Product Design
From internal tool to the next LinkedIn — transforming HR performance into a visionary platform.

Socyal started life as a no-code app-builder — a platform that let non-technical teams create internal business tools. One module kept outperforming the rest: the HR performance management tool. Companies were using it to track goals, run performance reviews, and manage team feedback.
The founders saw an opportunity. What if this module wasn’t just a feature inside a no-code platform, but a standalone product? What if it could grow beyond internal HR tooling into something more ambitious — a place where professional growth, recognition, and career development happened in public, like LinkedIn, but grounded in real performance data instead of self-reported achievements?
The vision was bold: build the next LinkedIn, but make it honest.
Turning that vision into reality meant dealing with some structural obstacles:
One designer supporting multiple products. There was no dedicated design capacity for the kind of deep, sustained exploration a new product vision demands. Every hour on Socyal was an hour not spent on the existing platform.
The existing HR module was built for desktop use in corporate environments. The new vision needed a mobile-first approach — professionals checking feedback between meetings, celebrating achievements in real-time, engaging with their growth on the go. The entire interaction paradigm had to shift.
The company’s culture and decisions were rooted in engineering. Design was treated as a service function — making things look nice after the real decisions were made. For Socyal to succeed, design needed a seat at the table, shaping the product vision alongside business and engineering.

We spent the first six weeks in deep discovery, talking to three distinct user groups:
They wanted visibility. Their work disappeared into a void — annual performance reviews, sporadic feedback, opaque career growth. They wanted a continuous, visible record of their contributions and progress.
They needed metrics. Drowning in qualitative data with no way to spot trends, compare teams, or measure program impact. They wanted dashboards that turned feedback into something actionable.
They needed trends. Not just snapshots from quarterly reviews, but continuous signals to help them coach effectively and step in early when someone was struggling.
All three perspectives pointed to the same insight: performance management is broken because it’s episodic instead of continuous, private instead of visible, and retrospective instead of real-time.

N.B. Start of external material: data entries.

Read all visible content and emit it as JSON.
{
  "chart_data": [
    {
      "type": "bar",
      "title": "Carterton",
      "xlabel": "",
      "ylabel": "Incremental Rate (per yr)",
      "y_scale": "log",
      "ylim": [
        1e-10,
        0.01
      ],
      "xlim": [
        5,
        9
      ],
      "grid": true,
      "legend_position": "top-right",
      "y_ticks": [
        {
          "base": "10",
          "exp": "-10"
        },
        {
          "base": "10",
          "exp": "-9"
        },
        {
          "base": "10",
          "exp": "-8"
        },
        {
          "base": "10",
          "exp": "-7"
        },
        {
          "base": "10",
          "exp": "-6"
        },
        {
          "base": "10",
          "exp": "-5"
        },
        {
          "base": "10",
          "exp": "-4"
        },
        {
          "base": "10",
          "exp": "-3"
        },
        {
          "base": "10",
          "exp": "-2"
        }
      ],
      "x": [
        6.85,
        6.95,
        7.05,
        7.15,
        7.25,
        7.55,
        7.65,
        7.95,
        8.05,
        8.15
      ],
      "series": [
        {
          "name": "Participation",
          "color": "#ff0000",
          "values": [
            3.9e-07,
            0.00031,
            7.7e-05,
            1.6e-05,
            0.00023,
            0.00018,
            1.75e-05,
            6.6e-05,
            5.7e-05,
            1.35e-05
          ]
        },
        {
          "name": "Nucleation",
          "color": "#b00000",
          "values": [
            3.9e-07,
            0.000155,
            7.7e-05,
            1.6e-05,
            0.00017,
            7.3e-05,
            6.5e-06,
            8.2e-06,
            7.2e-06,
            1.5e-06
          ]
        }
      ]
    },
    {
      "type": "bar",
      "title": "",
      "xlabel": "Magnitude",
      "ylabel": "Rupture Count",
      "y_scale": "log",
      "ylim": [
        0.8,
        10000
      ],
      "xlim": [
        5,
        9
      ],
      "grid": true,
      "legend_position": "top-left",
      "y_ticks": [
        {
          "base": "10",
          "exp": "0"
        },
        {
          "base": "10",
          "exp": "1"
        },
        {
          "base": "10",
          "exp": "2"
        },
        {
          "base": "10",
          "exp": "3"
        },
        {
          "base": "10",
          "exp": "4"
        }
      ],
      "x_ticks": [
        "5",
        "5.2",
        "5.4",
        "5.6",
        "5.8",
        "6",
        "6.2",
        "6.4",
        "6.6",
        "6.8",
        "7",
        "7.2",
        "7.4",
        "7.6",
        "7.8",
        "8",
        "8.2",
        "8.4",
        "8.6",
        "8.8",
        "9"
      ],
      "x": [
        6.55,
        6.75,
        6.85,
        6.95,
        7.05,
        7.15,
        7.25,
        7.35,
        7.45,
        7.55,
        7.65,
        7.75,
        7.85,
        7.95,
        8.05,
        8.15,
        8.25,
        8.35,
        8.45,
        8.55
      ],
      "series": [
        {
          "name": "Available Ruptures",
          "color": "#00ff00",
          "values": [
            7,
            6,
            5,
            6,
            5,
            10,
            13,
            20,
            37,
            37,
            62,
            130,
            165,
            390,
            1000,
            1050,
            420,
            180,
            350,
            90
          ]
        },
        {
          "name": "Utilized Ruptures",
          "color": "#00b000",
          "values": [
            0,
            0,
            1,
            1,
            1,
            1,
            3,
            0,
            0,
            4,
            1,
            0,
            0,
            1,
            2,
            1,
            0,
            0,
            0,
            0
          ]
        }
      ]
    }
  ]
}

The first two months went toward turning discovery insights into a product vision. We built moodboards exploring different aesthetic directions — enterprise SaaS, consumer social, editorial — and tested emotional responses with potential users.
A concept deck laid out the full product vision: what Socyal could become in one year, three years, five years. That deck became the founding document, aligning the team around a shared destination before we’d designed a single screen.


With the vision set, we moved into rapid exploration. Dozens of concepts sketched, discussed, and thrown out. Feed-based layouts, card-based dashboards, timeline views, hybrid models. Each direction was tested against three criteria: does it serve all three user groups, does it feel different from existing HR tools, and does it scale to the five-year vision?



The final month was all about building investor-ready prototypes in Adobe XD. These weren’t wireframes — they were fully realized, interactive experiences with real content, real interactions, and real emotional impact.
The prototypes covered the complete user journey: onboarding, daily engagement, giving and receiving feedback, goal tracking, performance reviews, and the public profile that would set Socyal apart.



The most important outcome wasn’t a product — it was a shift in what the organization believed was possible. Before the design work, Socyal was an idea that excited the founders but couldn’t gain traction with investors or the broader team. Too abstract, too far from the current product, too ambitious.
The high-fidelity prototypes changed that. When stakeholders could see, touch, and navigate the future product, belief followed. Investors saw a market opportunity. Engineers saw technical challenges worth solving. The team saw a mission worth committing to.
“Design is a catalyst for belief” became the project’s defining takeaway. In early-stage products, the designer’s job goes beyond interfaces — it’s about making the invisible visible, the abstract tangible, and the ambitious feel achievable.
The investor-ready prototype served double duty: it opened funding conversations and gave the engineering team a concrete target. Instead of building toward a spec document, they were building toward an experience they’d already used. That flipped the traditional dynamic and gave design a strategic authority it hadn’t held before.
The team came out of those five months re-energized, aligned, and equipped with the visual and strategic foundation to build the product they’d always imagined but could never quite articulate.